[…] Por cierto, me ha felicitado. ¿Y qué? Hace diez años, había arreglado esta habitación durante su estancia en casa de su madre enferma. Me acuerdo de su rostro, su voz: ‘¡Qué agradable que será ser feliz aquí!’. Encendió un gran fuego de leña. Bajó a comprar champán; y también me trajo rosas rojas. Esta mañana miraba, aprobaba con un aspecto — ¿cómo decirlo? — de buena voluntad.

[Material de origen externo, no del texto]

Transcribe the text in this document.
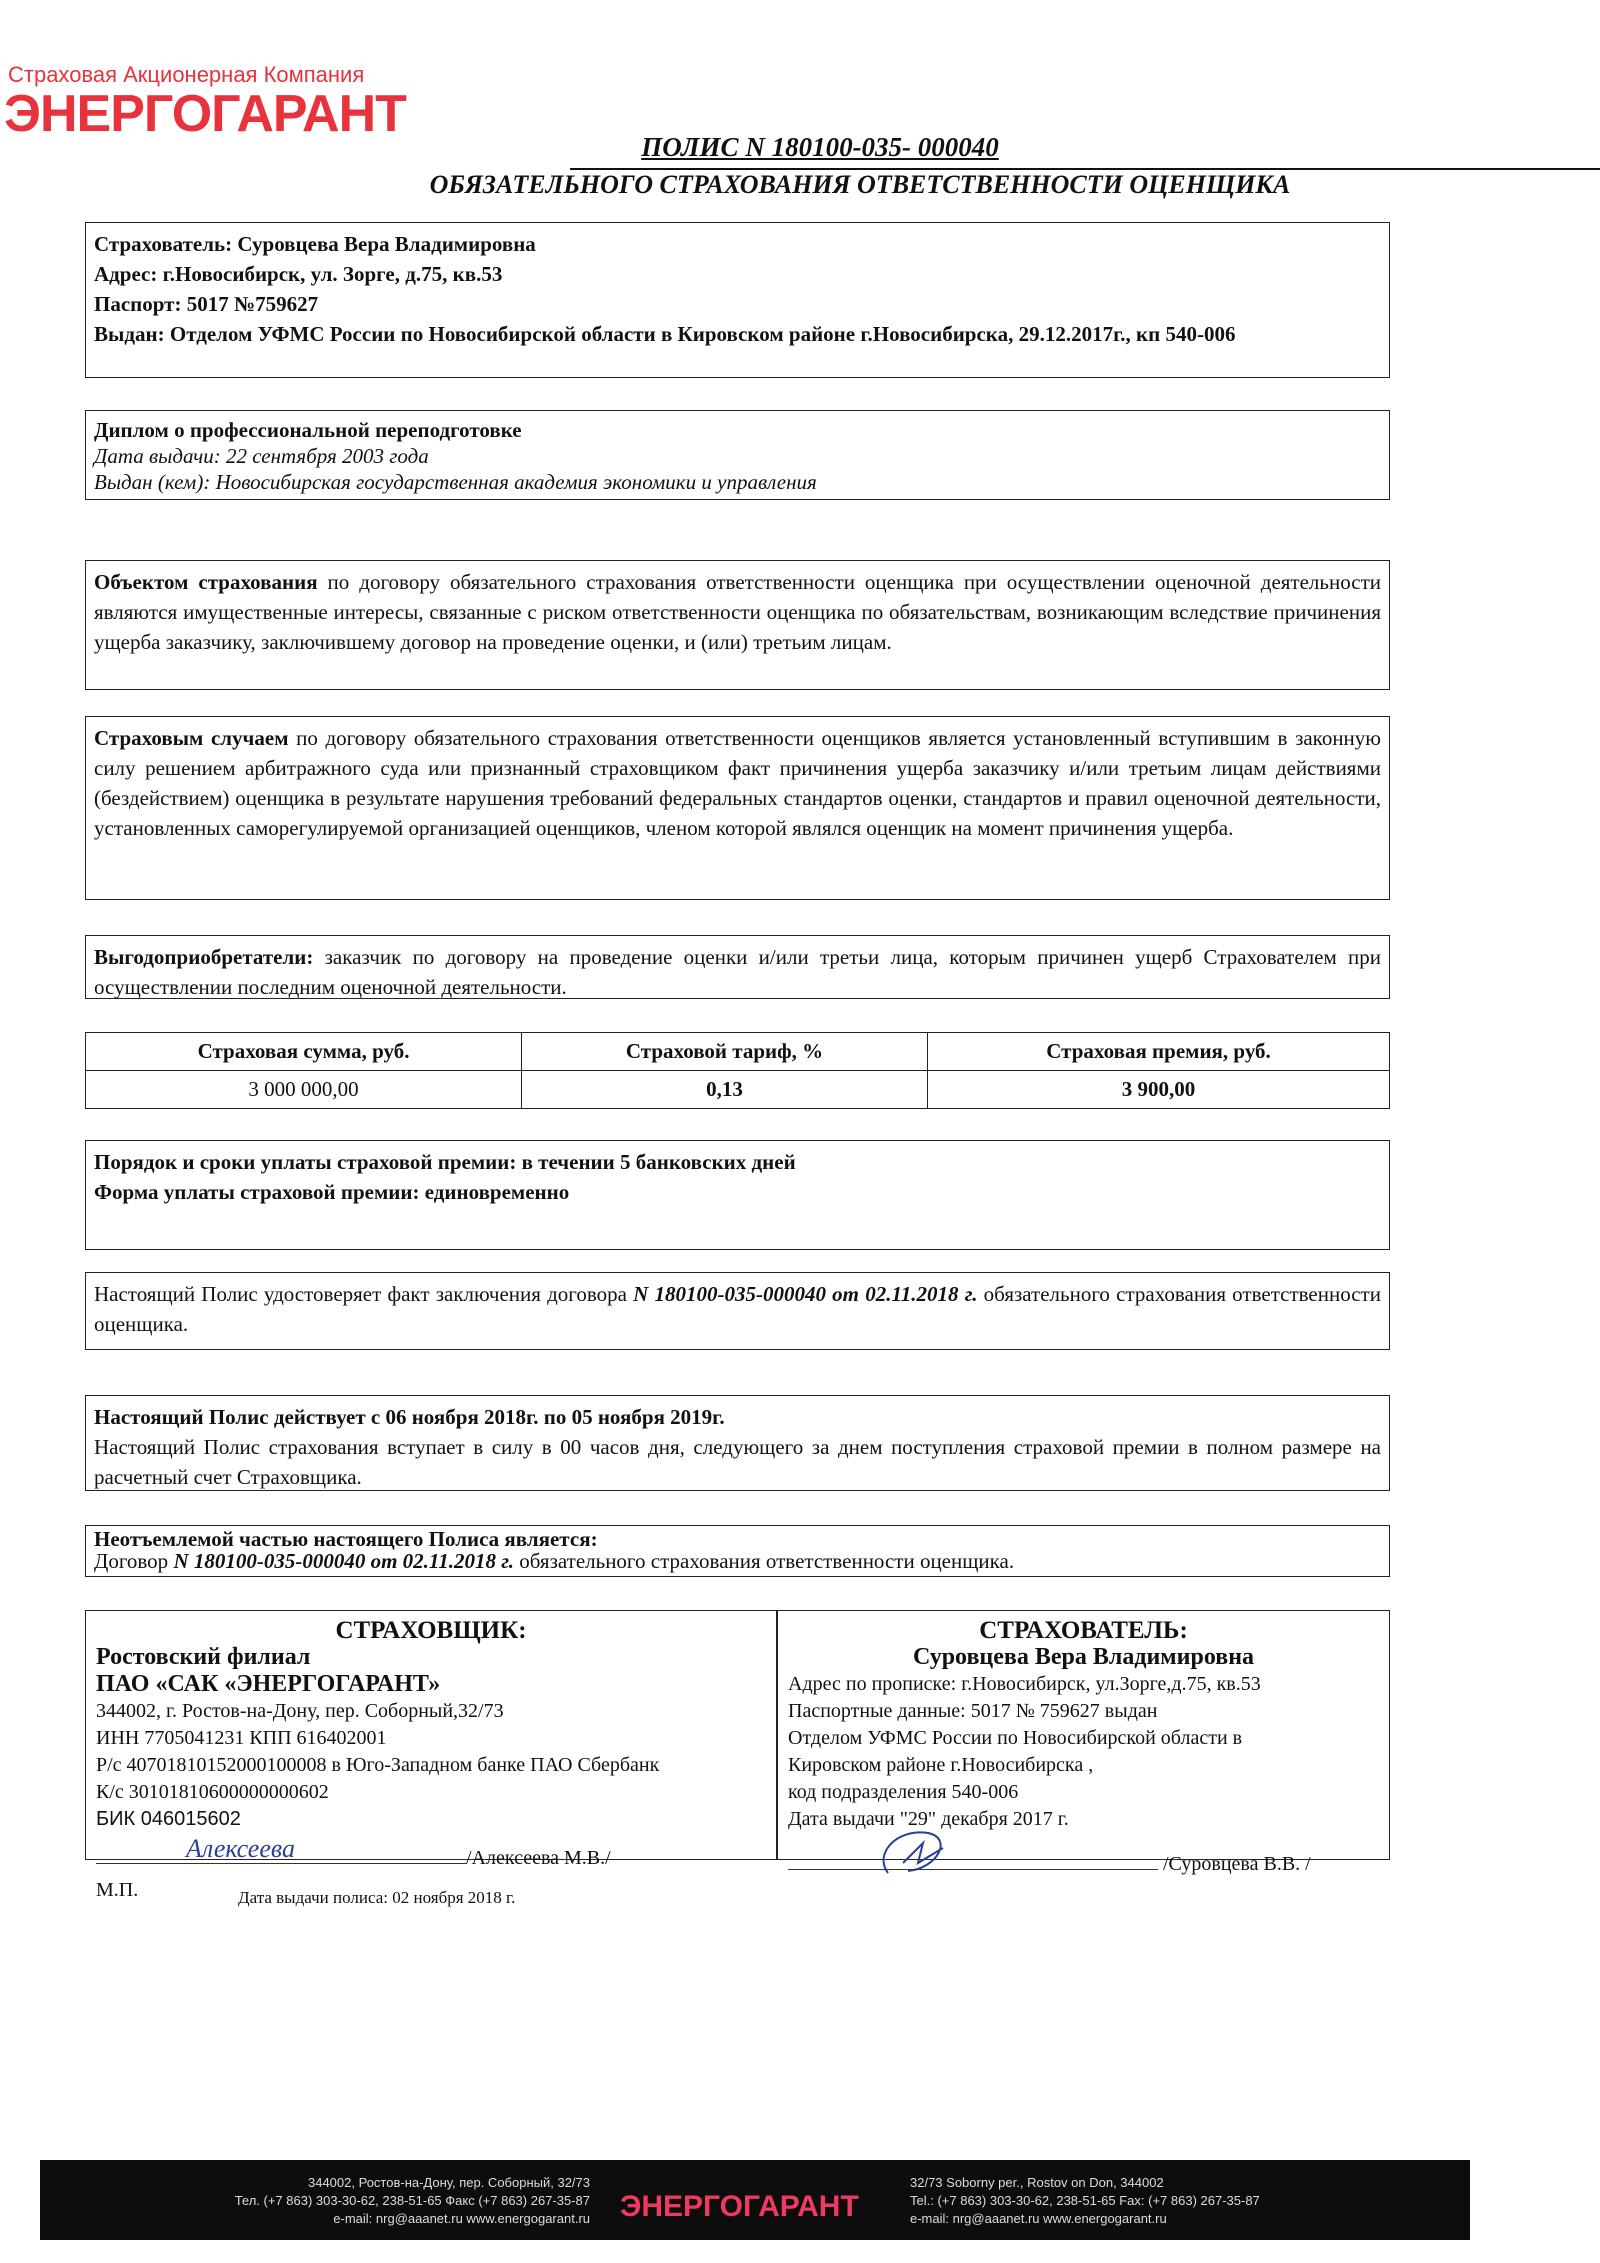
Страховая Акционерная Компания
ЭНЕРГОГАРАНТ
ПОЛИС N 180100-035- 000040
ОБЯЗАТЕЛЬНОГО СТРАХОВАНИЯ ОТВЕТСТВЕННОСТИ ОЦЕНЩИКА
Страхователь: Суровцева Вера Владимировна
Адрес: г.Новосибирск, ул. Зорге, д.75, кв.53
Паспорт: 5017 №759627
Выдан: Отделом УФМС России по Новосибирской области в Кировском районе г.Новосибирска, 29.12.2017г., кп 540-006
Диплом о профессиональной переподготовке
Дата выдачи: 22 сентября 2003 года
Выдан (кем): Новосибирская государственная академия экономики и управления
Объектом страхования по договору обязательного страхования ответственности оценщика при осуществлении оценочной деятельности являются имущественные интересы, связанные с риском ответственности оценщика по обязательствам, возникающим вследствие причинения ущерба заказчику, заключившему договор на проведение оценки, и (или) третьим лицам.
Страховым случаем по договору обязательного страхования ответственности оценщиков является установленный вступившим в законную силу решением арбитражного суда или признанный страховщиком факт причинения ущерба заказчику и/или третьим лицам действиями (бездействием) оценщика в результате нарушения требований федеральных стандартов оценки, стандартов и правил оценочной деятельности, установленных саморегулируемой организацией оценщиков, членом которой являлся оценщик на момент причинения ущерба.
Выгодоприобретатели: заказчик по договору на проведение оценки и/или третьи лица, которым причинен ущерб Страхователем при осуществлении последним оценочной деятельности.
Страховая сумма, руб.	Страховой тариф, %	Страховая премия, руб.
3 000 000,00	0,13	3 900,00
Порядок и сроки уплаты страховой премии: в течении 5 банковских дней
Форма уплаты страховой премии: единовременно
Настоящий Полис удостоверяет факт заключения договора N 180100-035-000040 от 02.11.2018 г. обязательного страхования ответственности оценщика.
Настоящий Полис действует с 06 ноября 2018г. по 05 ноября 2019г.
Настоящий Полис страхования вступает в силу в 00 часов дня, следующего за днем поступления страховой премии в полном размере на расчетный счет Страховщика.
Неотъемлемой частью настоящего Полиса является:
Договор N 180100-035-000040 от 02.11.2018 г. обязательного страхования ответственности оценщика.
СТРАХОВЩИК:
Ростовский филиал
ПАО «САК «ЭНЕРГОГАРАНТ»
344002, г. Ростов-на-Дону, пер. Соборный,32/73
ИНН 7705041231 КПП 616402001
Р/с 40701810152000100008 в Юго-Западном банке ПАО Сбербанк
К/с 30101810600000000602
БИК 046015602
Алексеева	/Алексеева М.В./
М.П.
СТРАХОВАТЕЛЬ:
Суровцева Вера Владимировна
Адрес по прописке: г.Новосибирск, ул.Зорге,д.75, кв.53
Паспортные данные: 5017 № 759627 выдан
Отделом УФМС России по Новосибирской области в
Кировском районе г.Новосибирска ,
код подразделения 540-006
Дата выдачи "29" декабря 2017 г.
/Суровцева В.В. /
Дата выдачи полиса: 02 ноября 2018 г.
344002, Ростов-на-Дону, пер. Соборный, 32/73
Тел. (+7 863) 303-30-62, 238-51-65 Факс (+7 863) 267-35-87
e-mail: nrg@aaanet.ru www.energogarant.ru ЭНЕРГОГАРАНТ
32/73 Soborny per., Rostov on Don, 344002
Tel.: (+7 863) 303-30-62, 238-51-65 Fax: (+7 863) 267-35-87
e-mail: nrg@aaanet.ru www.energogarant.ru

La mujer rota, Simone de Beauvoir
Entonces ¿ha cambiado de veras? En un sentido, su confesión me había tranquilizado: tiene un lío, todo se explica. ¿Pero tendría un lío si hubiera seguido siendo el mismo? Ya lo había presentido, y ésa fue una de las oscuras razones de mi resistencia: no se modifica la vida sin modificarse uno mismo.
[…] En el fondo, ¿qué he ganado con que me haya dicho la verdad? Ahora pasa las noches con ella: les conviene. Me pregunto… Pero es demasiado evidente. Esa puerta ruidosamente cerrada, ese vaso de whisky: todo era premeditado. Él provocó mis preguntas. Y yo, pobre idiota, creí que me hablaba por lealtad…
… ¡Dios mío!, qué dolorosa es la cólera. He creído que no lograría dominarla antes de su vuelta. De hecho, no tengo ningún motivo para ponerme en semejante estado. Él no sabía cómo hacerlo, fue astuto con sus dificultades: eso no es un crimen.